Similarly, check out Racket's Scribble mode (https://docs.racket-lang.org/scribble/).

"Scribble is a collection of tools for creating prose documents—papers, books, library documentation, etc.—in HTML or PDF (via Latex) form. More generally, Scribble helps you write programs that are rich in textual content, whether the content is prose to be typeset or any other form of text to be generated programmatically."

You type in text and mark up using @-tags that are defined in, and can also contain, the full Racket language. It's like LaTeX with a modern language (but without the tons of available packages).

Nowadays Sphinx is quite usable for writing both long-form documentation and reference docs.

It's a really complex piece of software (much more complex than everyone thinks at first), but most of the time that isn't noticeable. The rST syntax can be somewhat confusing with advanced constructs, but for most stuff a short primer gets everyone going in the right direction. Since it's Python, deployment is a little bit annoying on non-Linux machines, but for docs you want CI anyway. To tweak PDF (i.e. latex) output it requires a fair bit of knowledge of both Sphinx and latex (and possibly rST [0]).

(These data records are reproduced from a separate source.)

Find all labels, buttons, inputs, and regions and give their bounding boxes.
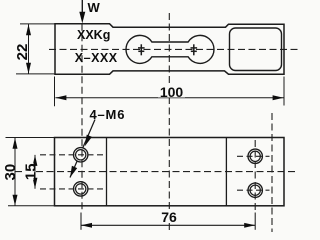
plan view step edge right [225, 138, 227, 206]
dim 22 top extension line [20, 23, 55, 25]
dim 15 lower arrowhead [33, 178, 38, 189]
side view dumbbell cutout [126, 35, 214, 63]
dim 100 dimension line [55, 97, 283, 99]
label 76 mask [160, 210, 179, 223]
center mark in left cutout circle [138, 44, 145, 55]
svg-text:15: 15 [22, 163, 39, 180]
centerline bottom hole row left [40, 188, 103, 190]
svg-text:76: 76 [161, 209, 177, 225]
dim 22 dimension line [28, 24, 30, 74]
hole top-left outer circle [74, 148, 88, 162]
dim 15 dimension line [34, 155, 36, 189]
vertical centerline right block [271, 113, 273, 232]
dim 100 left arrowhead [55, 95, 66, 100]
hole top-right inner circle [250, 151, 260, 161]
leader line for 4-M6 label [70, 120, 95, 178]
load arrow W head [79, 12, 85, 24]
svg-text:XXKg: XXKg [77, 28, 110, 42]
dim 30 bottom extension line [8, 205, 55, 207]
dim 76 dimension line [81, 224, 255, 226]
hole bottom-left inner circle [76, 184, 86, 194]
side view rounded end block [230, 28, 282, 71]
hole top-left inner circle [76, 150, 86, 160]
horizontal centerline of plan view [5, 171, 298, 173]
leader upper arrowhead [85, 135, 92, 147]
label 15 mask [23, 163, 34, 180]
vertical centerline through left holes / load axis [81, 24, 83, 213]
dim 76 right arrowhead [244, 223, 255, 228]
vertical centerline middle of cutout [168, 13, 170, 231]
dim 15 upper arrowhead [33, 155, 38, 166]
svg-text:30: 30 [2, 164, 19, 181]
hole top-right outer circle [248, 149, 262, 163]
dim 100 right arrowhead [273, 95, 284, 100]
load arrow W shaft [81, 0, 83, 14]
hole bottom-right outer circle [248, 183, 262, 197]
svg-text:X–XXX: X–XXX [75, 51, 118, 65]
side view load-cell body outline [55, 24, 284, 75]
centerline bottom hole row right [237, 189, 270, 191]
centerline top hole row left [40, 154, 103, 156]
hole bottom-left outer circle [74, 182, 88, 196]
svg-text:4–M6: 4–M6 [90, 107, 126, 122]
dim 30 top extension line [6, 137, 55, 139]
center mark in right cutout circle [191, 44, 198, 55]
dim 30 upper arrowhead [13, 138, 18, 149]
dim 22 lower arrowhead [26, 63, 31, 74]
label 100 mask [158, 84, 185, 98]
label 30 mask [3, 163, 15, 180]
dim 76 right extension tick [254, 213, 256, 230]
dim 100 right extension line [283, 77, 285, 106]
svg-text:22: 22 [14, 44, 31, 61]
dim 22 upper arrowhead [26, 24, 31, 35]
hole bottom-right inner circle [250, 185, 260, 195]
svg-text:W: W [88, 0, 101, 15]
dim 76 left extension tick [80, 213, 82, 230]
dim 100 left extension line [54, 77, 56, 107]
horizontal centerline of side view [49, 48, 298, 50]
vertical centerline through right holes [254, 140, 256, 213]
leader lower arrowhead [70, 166, 77, 178]
svg-text:100: 100 [160, 84, 184, 100]
dim 22 bottom extension line [16, 73, 55, 75]
dim 30 lower arrowhead [13, 195, 18, 206]
dim 76 left arrowhead [81, 223, 92, 228]
plan view body rectangle [55, 138, 285, 206]
plan view step edge left [106, 138, 108, 206]
centerline top hole row right [237, 155, 270, 157]
dim 30 dimension line [14, 138, 16, 206]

Like I said... it's quite usable.

[0] rST again being much more complex than everyone thinks at first. It's an enterprise markup language.

As soon as your start talking about that sort of thing you probably want to look at ConTeXT.

LaTeX::Word as Context::PageMaker.

> 20 years later he decided to look at everything again and was appalled that latex was still the best option he had.

I've always wanted to build a latex based reporting system for similar reasons, all existing reporting systems suck and I wouldn't be surprised if I could build a latex based system to be the least worst option.

I wonder if there are other areas that it would be useful?